Hi Mathias,
> > > I assume that the char[] returned form
> > > IndexableBinaryStringTools.encode is encoded in UTF-8 again
> > > and then stored. At some point the information is lost and
> > > cannot be recovered.
> >
> > Can you give an example? This should not happen.
>
> My character array returned by IndexableBinaryStringTools.encode looks
> like following:
>
> char[] encoded = new char[] {0, 8508, 3392, 64, 0, 8, 0, 0};
[...]
> BTW: I've tested it with EmbeddedSolrServer and Solr/Lucene trunk.
>
> Why has the string representation changed? From the changed string I
> cannot decode the correct ID.
Looks to me like the returned value is in a Solr-internal form of XML character
escaping: \u0000 is represented as "#0;" and \u0008 is represented as "#8;".

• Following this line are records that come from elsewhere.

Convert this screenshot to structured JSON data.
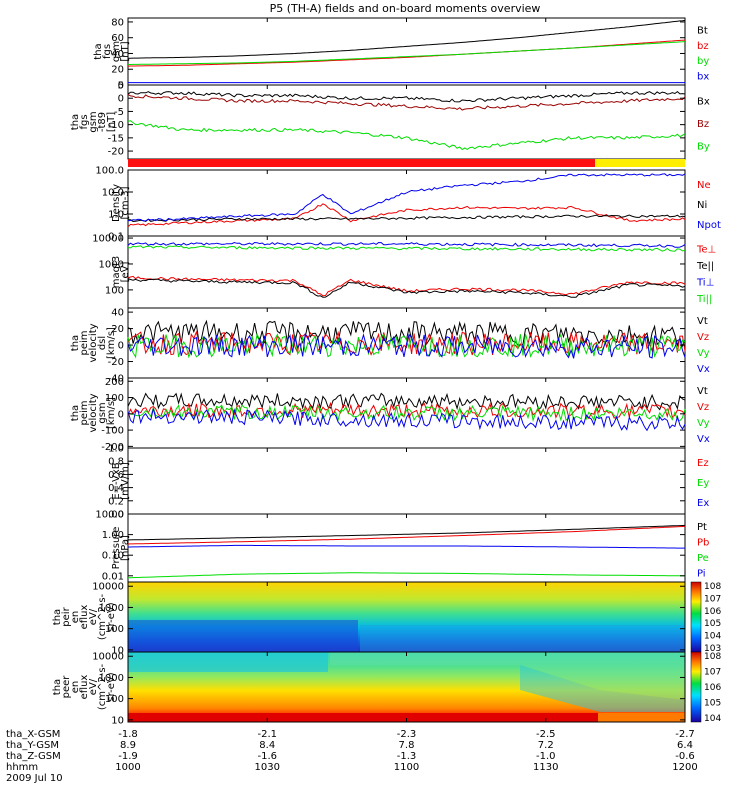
{
  "title": "P5 (TH-A) fields and on-board moments overview",
  "colors": {
    "black": "#000000",
    "red": "#ee0000",
    "green": "#00dd00",
    "blue": "#0000ee",
    "yellow": "#ffee00",
    "brightred": "#ff1010"
  },
  "chart_data": {
    "type": "line",
    "panels": [
      {
        "id": "fgs_mag",
        "ylabel": [
          "tha",
          "fgs",
          "gsm",
          "[nT]"
        ],
        "ylim": [
          0,
          85
        ],
        "yticks": [
          "0",
          "20",
          "40",
          "60",
          "80"
        ],
        "yticks_values": [
          0,
          20,
          40,
          60,
          80
        ],
        "series": [
          {
            "name": "Bt",
            "color": "#000000",
            "x": [
              0,
              0.1,
              0.2,
              0.3,
              0.4,
              0.5,
              0.6,
              0.7,
              0.8,
              0.9,
              1.0
            ],
            "y": [
              34,
              35,
              37,
              40,
              44,
              49,
              54,
              60,
              67,
              74,
              82
            ]
          },
          {
            "name": "bz",
            "color": "#ee0000",
            "x": [
              0,
              0.1,
              0.2,
              0.3,
              0.4,
              0.5,
              0.6,
              0.7,
              0.8,
              0.9,
              1.0
            ],
            "y": [
              24,
              25,
              27,
              29,
              32,
              35,
              39,
              43,
              47,
              52,
              57
            ]
          },
          {
            "name": "by",
            "color": "#00dd00",
            "x": [
              0,
              0.1,
              0.2,
              0.3,
              0.4,
              0.5,
              0.6,
              0.7,
              0.8,
              0.9,
              1.0
            ],
            "y": [
              26,
              27,
              28,
              30,
              33,
              36,
              39,
              43,
              47,
              51,
              55
            ]
          },
          {
            "name": "bx",
            "color": "#0000ee",
            "x": [
              0,
              0.1,
              0.2,
              0.3,
              0.4,
              0.5,
              0.6,
              0.7,
              0.8,
              0.9,
              1.0
            ],
            "y": [
              3,
              3,
              3,
              3,
              3,
              3,
              3,
              3,
              3,
              3,
              3
            ]
          }
        ]
      },
      {
        "id": "fgs_dev",
        "ylabel": [
          "tha",
          "fgs",
          "gsm",
          "-t89",
          "[nT]"
        ],
        "ylim": [
          -23,
          5
        ],
        "yticks": [
          "-20",
          "-15",
          "-10",
          "-5",
          "0",
          "5"
        ],
        "yticks_values": [
          -20,
          -15,
          -10,
          -5,
          0,
          5
        ],
        "series": [
          {
            "name": "Bx",
            "color": "#000000",
            "x": [
              0,
              0.1,
              0.2,
              0.3,
              0.4,
              0.5,
              0.6,
              0.7,
              0.8,
              0.9,
              1.0
            ],
            "y": [
              2,
              2,
              1,
              1,
              0,
              0,
              -1,
              0,
              1,
              2,
              2
            ]
          },
          {
            "name": "Bz",
            "color": "#990000",
            "x": [
              0,
              0.1,
              0.2,
              0.3,
              0.4,
              0.5,
              0.6,
              0.7,
              0.8,
              0.9,
              1.0
            ],
            "y": [
              1,
              0,
              -1,
              -1,
              -2,
              -3,
              -4,
              -3,
              -2,
              -1,
              0
            ]
          },
          {
            "name": "By",
            "color": "#00dd00",
            "x": [
              0,
              0.1,
              0.2,
              0.3,
              0.4,
              0.5,
              0.6,
              0.7,
              0.8,
              0.9,
              1.0
            ],
            "y": [
              -9,
              -12,
              -12,
              -12,
              -13,
              -15,
              -19,
              -17,
              -15,
              -15,
              -14
            ]
          }
        ]
      },
      {
        "id": "mode_bar",
        "segments": [
          {
            "from": 0,
            "to": 0.82,
            "color": "#ff1010"
          },
          {
            "from": 0.82,
            "to": 1.0,
            "color": "#ffee00"
          }
        ]
      },
      {
        "id": "density",
        "ylabel": [
          "Density",
          "[cm-3]"
        ],
        "ylim": [
          0.1,
          100
        ],
        "log": true,
        "yticks": [
          "0.1",
          "1.0",
          "10.0",
          "100.0"
        ],
        "yticks_values": [
          0.1,
          1.0,
          10.0,
          100.0
        ],
        "series": [
          {
            "name": "Ne",
            "color": "#ee0000",
            "x": [
              0,
              0.1,
              0.2,
              0.3,
              0.35,
              0.4,
              0.5,
              0.6,
              0.7,
              0.8,
              0.9,
              1.0
            ],
            "y": [
              0.3,
              0.4,
              0.5,
              0.6,
              3,
              0.5,
              1.5,
              2,
              1.8,
              2,
              0.5,
              0.6
            ]
          },
          {
            "name": "Ni",
            "color": "#000000",
            "x": [
              0,
              0.2,
              0.4,
              0.6,
              0.8,
              1.0
            ],
            "y": [
              0.5,
              0.6,
              0.6,
              0.7,
              0.8,
              0.8
            ]
          },
          {
            "name": "Npot",
            "color": "#0000ee",
            "x": [
              0,
              0.1,
              0.2,
              0.3,
              0.35,
              0.4,
              0.5,
              0.6,
              0.7,
              0.8,
              0.9,
              1.0
            ],
            "y": [
              0.5,
              0.6,
              0.8,
              1,
              8,
              1,
              10,
              20,
              30,
              60,
              60,
              60
            ]
          }
        ]
      },
      {
        "id": "temperature",
        "ylabel": [
          "magt3",
          "[eV]"
        ],
        "ylim": [
          20,
          12000
        ],
        "log": true,
        "yticks": [
          "100",
          "1000",
          "10000"
        ],
        "yticks_values": [
          100,
          1000,
          10000
        ],
        "series": [
          {
            "name": "Te⊥",
            "color": "#ee0000",
            "x": [
              0,
              0.1,
              0.2,
              0.3,
              0.35,
              0.4,
              0.5,
              0.6,
              0.7,
              0.8,
              0.9,
              1.0
            ],
            "y": [
              300,
              260,
              240,
              230,
              60,
              240,
              90,
              110,
              100,
              70,
              200,
              180
            ]
          },
          {
            "name": "Te||",
            "color": "#000000",
            "x": [
              0,
              0.1,
              0.2,
              0.3,
              0.35,
              0.4,
              0.5,
              0.6,
              0.7,
              0.8,
              0.9,
              1.0
            ],
            "y": [
              250,
              220,
              200,
              190,
              50,
              200,
              80,
              90,
              80,
              55,
              160,
              140
            ]
          },
          {
            "name": "Ti⊥",
            "color": "#0000ee",
            "x": [
              0,
              0.5,
              1.0
            ],
            "y": [
              6000,
              6000,
              5000
            ]
          },
          {
            "name": "Ti||",
            "color": "#00dd00",
            "x": [
              0,
              0.5,
              1.0
            ],
            "y": [
              4500,
              4000,
              3500
            ]
          }
        ]
      },
      {
        "id": "peim_dsl",
        "ylabel": [
          "tha",
          "peim",
          "velocity",
          "dsl",
          "[km/s]"
        ],
        "ylim": [
          -40,
          45
        ],
        "yticks": [
          "-40",
          "-20",
          "0",
          "20",
          "40"
        ],
        "yticks_values": [
          -40,
          -20,
          0,
          20,
          40
        ],
        "series": [
          {
            "name": "Vt",
            "color": "#000000",
            "x": [
              0,
              0.5,
              1.0
            ],
            "y": [
              15,
              15,
              12
            ]
          },
          {
            "name": "Vz",
            "color": "#ee0000",
            "x": [
              0,
              0.5,
              1.0
            ],
            "y": [
              2,
              2,
              1
            ]
          },
          {
            "name": "Vy",
            "color": "#00dd00",
            "x": [
              0,
              0.5,
              1.0
            ],
            "y": [
              -1,
              0,
              -1
            ]
          },
          {
            "name": "Vx",
            "color": "#0000ee",
            "x": [
              0,
              0.5,
              1.0
            ],
            "y": [
              0,
              -1,
              -3
            ]
          }
        ]
      },
      {
        "id": "peim_gsm",
        "ylabel": [
          "tha",
          "peim",
          "velocity",
          "gsm",
          "[km/s]"
        ],
        "ylim": [
          -210,
          220
        ],
        "yticks": [
          "-200",
          "-100",
          "0",
          "100",
          "200"
        ],
        "yticks_values": [
          -200,
          -100,
          0,
          100,
          200
        ],
        "series": [
          {
            "name": "Vt",
            "color": "#000000",
            "x": [
              0,
              0.5,
              1.0
            ],
            "y": [
              80,
              80,
              70
            ]
          },
          {
            "name": "Vz",
            "color": "#ee0000",
            "x": [
              0,
              0.5,
              1.0
            ],
            "y": [
              20,
              20,
              15
            ]
          },
          {
            "name": "Vy",
            "color": "#00dd00",
            "x": [
              0,
              0.5,
              1.0
            ],
            "y": [
              10,
              5,
              0
            ]
          },
          {
            "name": "Vx",
            "color": "#0000ee",
            "x": [
              0,
              0.5,
              1.0
            ],
            "y": [
              -10,
              -40,
              -60
            ]
          }
        ]
      },
      {
        "id": "efield",
        "ylabel": [
          "E=-VxB",
          "[mV/m]"
        ],
        "ylim": [
          0,
          1
        ],
        "yticks": [
          "0.0",
          "0.2",
          "0.4",
          "0.6",
          "0.8",
          "1.0"
        ],
        "yticks_values": [
          0,
          0.2,
          0.4,
          0.6,
          0.8,
          1.0
        ],
        "series": [
          {
            "name": "Ez",
            "color": "#ee0000",
            "x": [],
            "y": []
          },
          {
            "name": "Ey",
            "color": "#00dd00",
            "x": [],
            "y": []
          },
          {
            "name": "Ex",
            "color": "#0000ee",
            "x": [],
            "y": []
          }
        ]
      },
      {
        "id": "pressure",
        "ylabel": [
          "Pressure",
          "[nPa]"
        ],
        "ylim": [
          0.005,
          10
        ],
        "log": true,
        "yticks": [
          "0.01",
          "0.10",
          "1.00",
          "10.00"
        ],
        "yticks_values": [
          0.01,
          0.1,
          1.0,
          10.0
        ],
        "series": [
          {
            "name": "Pt",
            "color": "#000000",
            "x": [
              0,
              0.2,
              0.4,
              0.6,
              0.8,
              1.0
            ],
            "y": [
              0.55,
              0.7,
              0.9,
              1.2,
              1.8,
              2.8
            ]
          },
          {
            "name": "Pb",
            "color": "#ee0000",
            "x": [
              0,
              0.2,
              0.4,
              0.6,
              0.8,
              1.0
            ],
            "y": [
              0.35,
              0.45,
              0.6,
              0.9,
              1.4,
              2.5
            ]
          },
          {
            "name": "Pe",
            "color": "#00dd00",
            "x": [
              0,
              0.2,
              0.4,
              0.6,
              0.8,
              1.0
            ],
            "y": [
              0.008,
              0.012,
              0.014,
              0.013,
              0.011,
              0.01
            ]
          },
          {
            "name": "Pi",
            "color": "#0000ee",
            "x": [
              0,
              0.2,
              0.4,
              0.6,
              0.8,
              1.0
            ],
            "y": [
              0.25,
              0.3,
              0.28,
              0.28,
              0.25,
              0.22
            ]
          }
        ]
      },
      {
        "id": "peir_spec",
        "type": "heatmap",
        "ylabel": [
          "tha",
          "peir",
          "en",
          "eflux",
          "eV/",
          "(cm^2-s-",
          "sr-eV)"
        ],
        "yticks": [
          "10",
          "100",
          "1000",
          "10000"
        ],
        "yticks_values": [
          10,
          100,
          1000,
          10000
        ],
        "colorbar_ticks": [
          "10^3",
          "10^4",
          "10^5",
          "10^6",
          "10^7",
          "10^8"
        ]
      },
      {
        "id": "peer_spec",
        "type": "heatmap",
        "ylabel": [
          "tha",
          "peer",
          "en",
          "eflux",
          "eV/",
          "(cm^2-s-",
          "sr-eV)"
        ],
        "yticks": [
          "10",
          "100",
          "1000",
          "10000"
        ],
        "yticks_values": [
          10,
          100,
          1000,
          10000
        ],
        "colorbar_ticks": [
          "10^4",
          "10^5",
          "10^6",
          "10^7",
          "10^8"
        ]
      }
    ],
    "x_axis": {
      "rows": [
        {
          "label": "tha_X-GSM",
          "values": [
            "-1.8",
            "-2.1",
            "-2.3",
            "-2.5",
            "-2.7"
          ]
        },
        {
          "label": "tha_Y-GSM",
          "values": [
            "8.9",
            "8.4",
            "7.8",
            "7.2",
            "6.4"
          ]
        },
        {
          "label": "tha_Z-GSM",
          "values": [
            "-1.9",
            "-1.6",
            "-1.3",
            "-1.0",
            "-0.6"
          ]
        },
        {
          "label": "hhmm",
          "values": [
            "1000",
            "1030",
            "1100",
            "1130",
            "1200"
          ]
        }
      ],
      "date": "2009 Jul 10"
    }
  }
}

(The escaping code is in solr/src/java/org/apache/common/util/XML.java.)
You can get the value back in its original binary form by unescaping the
/#[0-9]+;/ format. Here is a test illustrating this fix that I added to
SolrExampleTests, then ran from SolrExampleEmbeddedTest:
==============
@Test
public void testIndexableBinary() throws Exception {
// Empty the database...
server.deleteByQuery( "*:*" );// delete everything!
server.commit();
assertNumFound( "*:*", 0 ); // make sure it got in
byte[] binary = new byte[]
{ (byte)0, (byte)0, (byte)0x84, (byte)0xF0, (byte)0x6A, (byte)0,
(byte)4, (byte)0, (byte)0, (byte)0, (byte)2, (byte)0 };
int encodedLen = IndexableBinaryStringTools.getEncodedLength
(binary, 0, binary.length);
char encoded[] = new char[encodedLen];
IndexableBinaryStringTools.encode
(binary, 0, binary.length, encoded, 0, encoded.length);
final String encodedString = new String(encoded);
log.info("Encoded: " + stringToIntSequence(encodedString));
// Expected encoded: { 0, 8508, 3392, 64, 0, 8, 0, 0 }
String expectedEncoded = "\u0000\u213C\u0D40\u0040\u0000\u0008\u0000\u0000";
assertEquals(stringToIntSequence(expectedEncoded),
stringToIntSequence(encodedString));
SolrInputDocument doc = new SolrInputDocument();
doc.addField("id", encodedString);
server.add(doc);
server.commit();
SolrQuery query = new SolrQuery();
query.setQuery("*:*");
QueryResponse rsp = server.query(query);
SolrDocument retrievedDoc = rsp.getResults().get(0);
String retrievedEncoded = (String)retrievedDoc.getFieldValue("id");
String unescapedRetrievedEncoded =
unescapeSolrXMLEscaping(retrievedEncoded);
assertEquals(stringToIntSequence(encodedString),
stringToIntSequence(unescapedRetrievedEncoded));
}
String stringToIntSequence(String str) {
StringBuilder builder = new StringBuilder();
for (int chnum = 0 ; chnum < str.length() ; ++chnum) {
if (chnum > 0) {
builder.append(", ");
}
builder.append((int)str.charAt(chnum))
.append(" (").append(str.charAt(chnum)).append(")");
}
return builder.toString();
}
String unescapeSolrXMLEscaping(String escaped) {
StringBuffer unescaped = new StringBuffer();
Matcher matcher = Pattern.compile("#(\\d+);").matcher(escaped);
while (matcher.find()) {
String replacement = String.format
("%c",(char)Integer.parseInt(matcher.group(1)));
matcher.appendReplacement(unescaped, replacement);
}
matcher.appendTail(unescaped);
return unescaped.toString();
}
==============
Steve